Sesuai dengan maqalah yang dinukil dari kitab safinatunnajah tersebut, pembagian aurat adalah :

  1. Aurat laki-laki secara muthlaq dan budak perempuat di dalam shalat adalah antara pusar dan lutut
  2. Aurat perempuan merdeka dalam shalat adalah seluruh badan kecuali wajah dan kedua telapak tangan
  3. Aurat perempuan merdeka dan budak perempuan ketika di hadapan selain mahramnya adalah seluruh badan
  4. Aurat perempuan merdeka dan budak perempuan ketika di hadapan mahram dan perempuan lainnya adalah antara pusar dan lutut
  5. Menghadap kiblat

Syarat yang keempat adalah harus menghadap kiblat.
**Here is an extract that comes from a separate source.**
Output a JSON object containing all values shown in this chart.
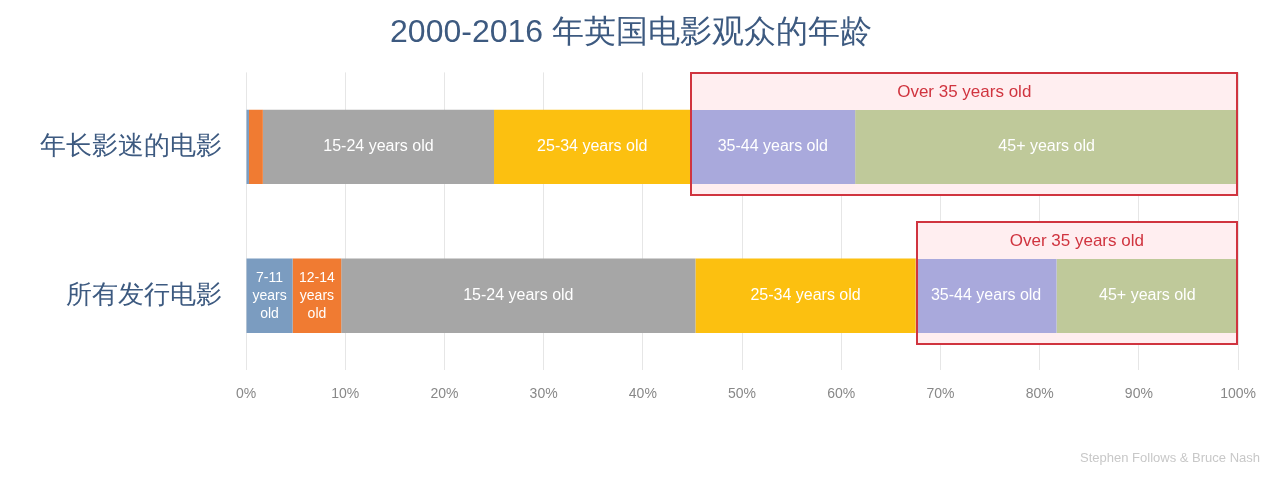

Sebagaimana yang dilakukan pula oleh Nabi SAW sebagai pedoman pelaksanaan shalat kita. Maka tidak bisa sah orang yang shalat tanpa menghadap kiblat.
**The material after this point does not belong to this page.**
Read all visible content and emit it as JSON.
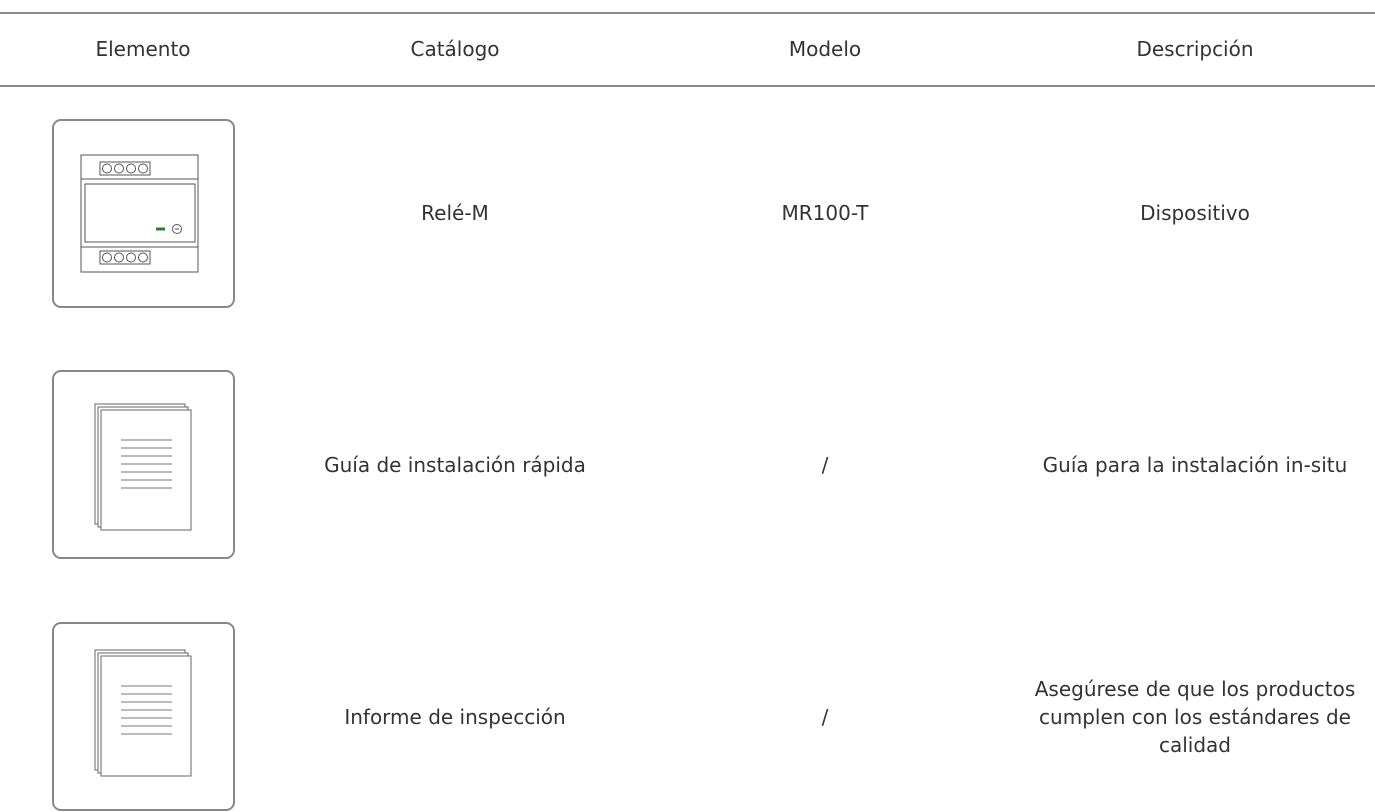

  1. Sudah masuk waktu shalat

Shalat fardhu dalam islam yang berjumlah lima sudah dibagi sesuai waktunya masing-masing. Sehingga tidak bisa seseorang melaksanakan shalat fardhu di sembarang waktu.

Tidak sah orang yang melaksanakan shalat ashar, sedang dia masih berada dalam waktu shalat dzuhur. Atau melaksanakan shalat maghrib sedang matahari belum juga terbenam. Begitu seterusnya.
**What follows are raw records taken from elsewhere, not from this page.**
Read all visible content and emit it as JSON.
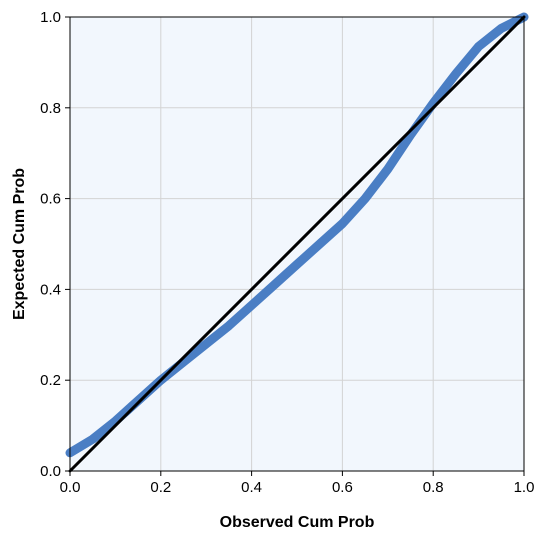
{
  "chart_data": {
    "type": "line",
    "xlabel": "Observed Cum Prob",
    "ylabel": "Expected Cum Prob",
    "xlim": [
      0.0,
      1.0
    ],
    "ylim": [
      0.0,
      1.0
    ],
    "x_ticks": [
      "0.0",
      "0.2",
      "0.4",
      "0.6",
      "0.8",
      "1.0"
    ],
    "y_ticks": [
      "0.0",
      "0.2",
      "0.4",
      "0.6",
      "0.8",
      "1.0"
    ],
    "grid": true,
    "legend": "none",
    "series": [
      {
        "color": "#4a7ec4",
        "x": [
          0.0,
          0.05,
          0.1,
          0.15,
          0.2,
          0.25,
          0.3,
          0.35,
          0.4,
          0.45,
          0.5,
          0.55,
          0.6,
          0.65,
          0.7,
          0.75,
          0.8,
          0.85,
          0.9,
          0.95,
          1.0
        ],
        "y": [
          0.04,
          0.07,
          0.11,
          0.155,
          0.2,
          0.24,
          0.28,
          0.32,
          0.365,
          0.41,
          0.455,
          0.5,
          0.545,
          0.6,
          0.665,
          0.74,
          0.81,
          0.875,
          0.935,
          0.975,
          1.0
        ]
      },
      {
        "color": "#000000",
        "x": [
          0.0,
          1.0
        ],
        "y": [
          0.0,
          1.0
        ]
      }
    ]
  },
  "colors": {
    "plot_background": "#f2f7fd",
    "grid": "#d3d3d3",
    "axis": "#000000"
  }
}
  1. Mengetahui fardhunya shalat

Penting untuk dipelajari, bahwa dalam shalat ada fardhu-fardhu yang harus dikerjakan. Jika ada fardhu yang tidak dikerjakan maka tidak akan sah shalatnya. Sehingga mengetahui fardhunya shalat juga menjadi syarat sahnya shalat. Sebab secara nalar kita, bagaimana bisa dia melaksanakan shalat sedang fardhunya saja tidak tahu.

  1. Tidak meyakini fardhu shalat sebagai sunnah

Yang ketujuh, setelah kita tahu fardhu-fardhunya shalat, maka wajib bagi kita untuk meyakininya sebagai fardhu dan wajib kita kerjakan. Tidak boleh untuk kita anggap sunnah sehingga kita bisa meninggalkannya atau tidak melaksanakannya.

Semua harus dikerjakan dan diyakini sesuai dengan pembagiannya masing-masing, yang sunnah tetap dikerjakan sebagai sunnah, dan yang fardhu harus dikerjakan dan diyakini sebagai fardhu.

  1. Meninggalkan perkara yang bisa membatalkan shalat

Yang terakhir atau yang kedelapan adalah meninggalkan perkara-perkara yang membatalkan shalat. Jelas tentunya jika shalat kita batal maka tidak sah lah shalat kita.